だから俺しか子供はいないって答えたけど」
「……ユリアン、きょうだいいないって言ってたもんね」
子供はユリアンだけかってどういう意味だろう?
彼の家の光景を思い出してみるけれど、特におかしなことはなかったと思う。
畳まれた子供服。
編みかけの編み物は何を作ろうとしていたんだろうか?
私、そういうの苦手だからわかんないんだよねえ……
「マティアスさんて、姉ちゃんと幼なじみなんでしょ?
いつから知ってるの?」
「え? んー……私が三歳くらいの時だと思うけど」
その辺の記憶は正直曖昧だった。
もしかしたら三歳より前かも知れないし、もっとあとかも知れない。
なんだか知らないけれど、年に一度は必ず会されて何なんだろうって思っていたくらいでそこまで深い興味を抱いたことはなかった。

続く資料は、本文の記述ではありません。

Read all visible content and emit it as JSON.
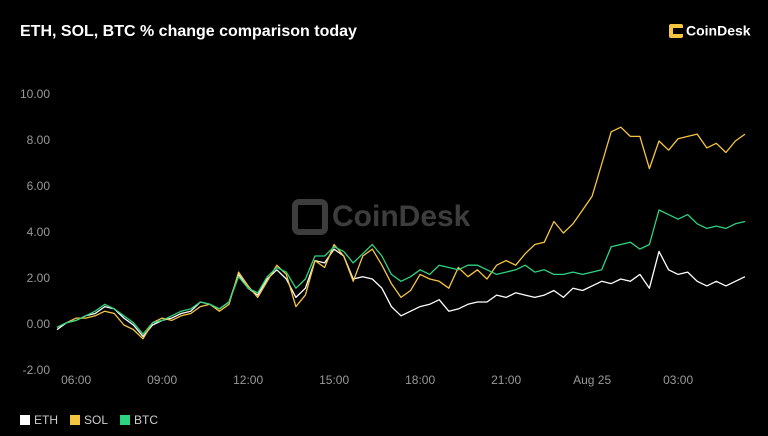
{
  "chart_data": {
    "type": "line",
    "title": "ETH, SOL, BTC % change comparison today",
    "logo_text": "CoinDesk",
    "watermark": "CoinDesk",
    "categories": [
      null,
      null,
      "06:00",
      null,
      null,
      null,
      null,
      null,
      null,
      null,
      null,
      "09:00",
      null,
      null,
      null,
      null,
      null,
      null,
      null,
      null,
      "12:00",
      null,
      null,
      null,
      null,
      null,
      null,
      null,
      null,
      "15:00",
      null,
      null,
      null,
      null,
      null,
      null,
      null,
      null,
      "18:00",
      null,
      null,
      null,
      null,
      null,
      null,
      null,
      null,
      "21:00",
      null,
      null,
      null,
      null,
      null,
      null,
      null,
      null,
      "Aug 25",
      null,
      null,
      null,
      null,
      null,
      null,
      null,
      null,
      "03:00",
      null,
      null,
      null,
      null,
      null,
      null,
      null
    ],
    "series": [
      {
        "name": "ETH",
        "color": "#ffffff",
        "values": [
          -0.2,
          0.1,
          0.2,
          0.4,
          0.5,
          0.8,
          0.7,
          0.3,
          0.0,
          -0.5,
          0.0,
          0.2,
          0.3,
          0.5,
          0.6,
          1.0,
          0.9,
          0.7,
          1.0,
          2.2,
          1.6,
          1.3,
          2.0,
          2.4,
          2.0,
          1.2,
          1.6,
          2.8,
          2.7,
          3.3,
          3.0,
          2.0,
          2.1,
          2.0,
          1.6,
          0.8,
          0.4,
          0.6,
          0.8,
          0.9,
          1.1,
          0.6,
          0.7,
          0.9,
          1.0,
          1.0,
          1.3,
          1.2,
          1.4,
          1.3,
          1.2,
          1.3,
          1.5,
          1.2,
          1.6,
          1.5,
          1.7,
          1.9,
          1.8,
          2.0,
          1.9,
          2.2,
          1.6,
          3.2,
          2.4,
          2.2,
          2.3,
          1.9,
          1.7,
          1.9,
          1.7,
          1.9,
          2.1
        ]
      },
      {
        "name": "SOL",
        "color": "#f5c542",
        "values": [
          -0.1,
          0.1,
          0.3,
          0.3,
          0.4,
          0.6,
          0.5,
          0.0,
          -0.2,
          -0.6,
          0.1,
          0.3,
          0.2,
          0.4,
          0.5,
          0.8,
          0.9,
          0.6,
          0.9,
          2.3,
          1.7,
          1.2,
          1.9,
          2.6,
          2.2,
          0.8,
          1.3,
          2.8,
          2.5,
          3.5,
          3.0,
          1.9,
          3.0,
          3.3,
          2.6,
          1.8,
          1.2,
          1.5,
          2.2,
          2.0,
          1.9,
          1.6,
          2.5,
          2.1,
          2.4,
          2.0,
          2.6,
          2.8,
          2.6,
          3.1,
          3.5,
          3.6,
          4.5,
          4.0,
          4.4,
          5.0,
          5.6,
          7.0,
          8.4,
          8.6,
          8.2,
          8.2,
          6.8,
          8.0,
          7.6,
          8.1,
          8.2,
          8.3,
          7.7,
          7.9,
          7.5,
          8.0,
          8.3
        ]
      },
      {
        "name": "BTC",
        "color": "#2ed37f",
        "values": [
          -0.1,
          0.1,
          0.2,
          0.4,
          0.6,
          0.9,
          0.7,
          0.4,
          0.1,
          -0.4,
          0.1,
          0.2,
          0.4,
          0.6,
          0.7,
          1.0,
          0.9,
          0.7,
          1.0,
          2.1,
          1.6,
          1.4,
          2.1,
          2.5,
          2.3,
          1.6,
          2.0,
          3.0,
          3.0,
          3.4,
          3.2,
          2.7,
          3.1,
          3.5,
          3.0,
          2.2,
          1.9,
          2.1,
          2.4,
          2.2,
          2.6,
          2.5,
          2.4,
          2.6,
          2.6,
          2.4,
          2.2,
          2.3,
          2.4,
          2.6,
          2.3,
          2.4,
          2.2,
          2.2,
          2.3,
          2.2,
          2.3,
          2.4,
          3.4,
          3.5,
          3.6,
          3.3,
          3.5,
          5.0,
          4.8,
          4.6,
          4.8,
          4.4,
          4.2,
          4.3,
          4.2,
          4.4,
          4.5
        ]
      }
    ],
    "ylim": [
      -2,
      10
    ],
    "yticks": [
      {
        "value": -2,
        "label": "-2.00"
      },
      {
        "value": 0,
        "label": "0.00"
      },
      {
        "value": 2,
        "label": "2.00"
      },
      {
        "value": 4,
        "label": "4.00"
      },
      {
        "value": 6,
        "label": "6.00"
      },
      {
        "value": 8,
        "label": "8.00"
      },
      {
        "value": 10,
        "label": "10.00"
      }
    ],
    "grid": false,
    "legend": "bottom-left"
  }
}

たまにしか会わない親戚に会うような感じと言えばいいだろうか。
私何かおかしなこと言ってたかなあ。
マティアス様が関心を持つようなことを話していたとは思えないんだけれど。
「リュシーさんは姉ちゃんとマティアスさんが結婚すればいいのにとか言ってたけど、姉ちゃん興味ないの?」
「ない」
はっきりときっぱりと答えると、ユリアンは苦笑いを浮かべた。
「うわっ。
さすがエステル姉ちゃん。
姉ちゃんの口から異性の話なんて出たことないもんな。
恋人とか作んないの?」
「ユリアンはどうなのよ。
リーズちゃんだっけ? あの子いい子だよね」
と、ユリアンと仲がいい獣人の女の子の名前を出すと、彼は真っ赤になって首を振る。
「お、俺は女の子まだ興味ないし。
そもそも俺まだ子供だし」
「恋に子供とか関係ないんじゃないの?
っていうか、ユリアン今年で二十四でしょ?
獣人の成人て三十歳だっけ?
後六年もすれば結婚できるじゃない」
人間とは成長の仕方も違う獣人の成人年齢は、人間よりもだいぶ高い。
三十歳くらいで一人前と認められるらしい。
なんか儀式があるらしいけれど、獣人しか参加できないものなので詳細は知らない。
恥ずかしいのか、ユリアンは私から視線をそらして言った。
「そうだけど、三十で結婚する奴なんていないから。
だいたい四十くらいだから、あと俺、十六年あるし」
十六年たったら私は三十五か三十六か……
その頃には私、結婚しているかなあ。
今日見た結婚式を思い出し、そこに自分が立つことを想像してみるけれど、無理だった。
私にはまだ結婚とか想像すら無理そうだ。